Mr. Yeltsin, though, has proved over the last year that he's no rabble-rouser. His program, under the guidance of Yegor T. Gaidar, the prime minister, is serious. For good or bad, Mr. Yeltsin has secured the support of the International Monetary Fund, and the first billion dollars out of a package that could total $24 billion is on its way here. Last month, Western leaders finally woke up to the realization that Mr. Yeltsin's policies are far more focused and substantive than any Mr. Gorbachev produced.

There are, even, some good signs here at home. Not only are shelves filling again, but the quality of merchandise is improving. Many thousands of Russians -- newly self-employed as painters, carpenters, mechanics, computer technicians, traders, dealers, travel operators -- are showing how easy it is to acquire the work ethic.

Everybody worries about what the winter will bring, but it may not be that difficult precisely because everybody is worrying about it: The amount of land devoted to private vegetable gardens is reportedly five to eight times greater than last summer.
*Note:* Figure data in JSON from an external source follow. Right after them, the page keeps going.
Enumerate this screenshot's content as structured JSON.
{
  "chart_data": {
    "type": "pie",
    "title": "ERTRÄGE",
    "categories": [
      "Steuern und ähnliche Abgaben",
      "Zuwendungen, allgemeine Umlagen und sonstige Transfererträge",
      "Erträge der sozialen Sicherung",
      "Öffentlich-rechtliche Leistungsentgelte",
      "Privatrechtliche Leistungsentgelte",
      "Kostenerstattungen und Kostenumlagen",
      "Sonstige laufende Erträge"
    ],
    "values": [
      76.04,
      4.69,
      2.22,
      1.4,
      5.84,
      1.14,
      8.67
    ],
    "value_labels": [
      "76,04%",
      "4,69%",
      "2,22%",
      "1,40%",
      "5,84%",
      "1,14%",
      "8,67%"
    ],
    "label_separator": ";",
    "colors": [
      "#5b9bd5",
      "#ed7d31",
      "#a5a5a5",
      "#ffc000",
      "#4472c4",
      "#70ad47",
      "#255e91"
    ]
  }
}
That's a lot of potatoes.

And yet, it's hard to see how the transition to a free-market, democratic system can end happily.

A poll of 563 economists, bankers and businessmen that was published last week found that hardly more than a quarter of them expect any improvement in the economy before 1994. More than half think the government's attempt to make the ruble convertible will fail.

Mr. Yeltsin said last month that "the most difficult question" he faced was when people asked him how long it would take for things to get better.

"I tell them, 'It won't be easy tomorrow. It won't be easy this year,' " he said.

His approval rate is hovering around 32 percent in the polls. Grumbling about politicians and accusations that they squandered the hope and promise of last August are commonplace.

Gherman Dilighensky, a political analyst with Moscow News, argues that Mr. Yeltsin has many strengths but has stumbled as a democratic leader. The 61-year-old president is a product of the Communist Party (and was a zealous Communist in his time), and he still tends to rule like a Communist satrap, Mr. Dilighensky argues. He dispenses favors to the people, rather than actively working as a teacher, persuader, listener.

Mr. Yeltsin has chosen to rely on his still formidable prestige and has kept himself aloof from party politics. Mr. Dilighensky maintains that it takes parties to run governments. Without a strong party system at the top, like those in Western European countries, Russia's government today, he says, is a "mess in the upper echelons of power."

Russians love to compare themselves to the Israelites wandering through the wilderness after the exodus from Egypt. For 40 years they sought the promised land -- but they only got there after the last survivors of the old ways had died out. Even Moses -- too much a throwback to the bad old days of the pharaoh -- died before setting foot in the land of Israel.

Forty years is a long time to wander, particularly for so uncohesive a tribe as the Russians. On the other hand, the wilderness doesn't look too inviting. But Mr. Yeltsin has vowed to press on. Under fire from both left and right at the beginning of the summer, he declared, "Any halt would be simply fatal for Russia."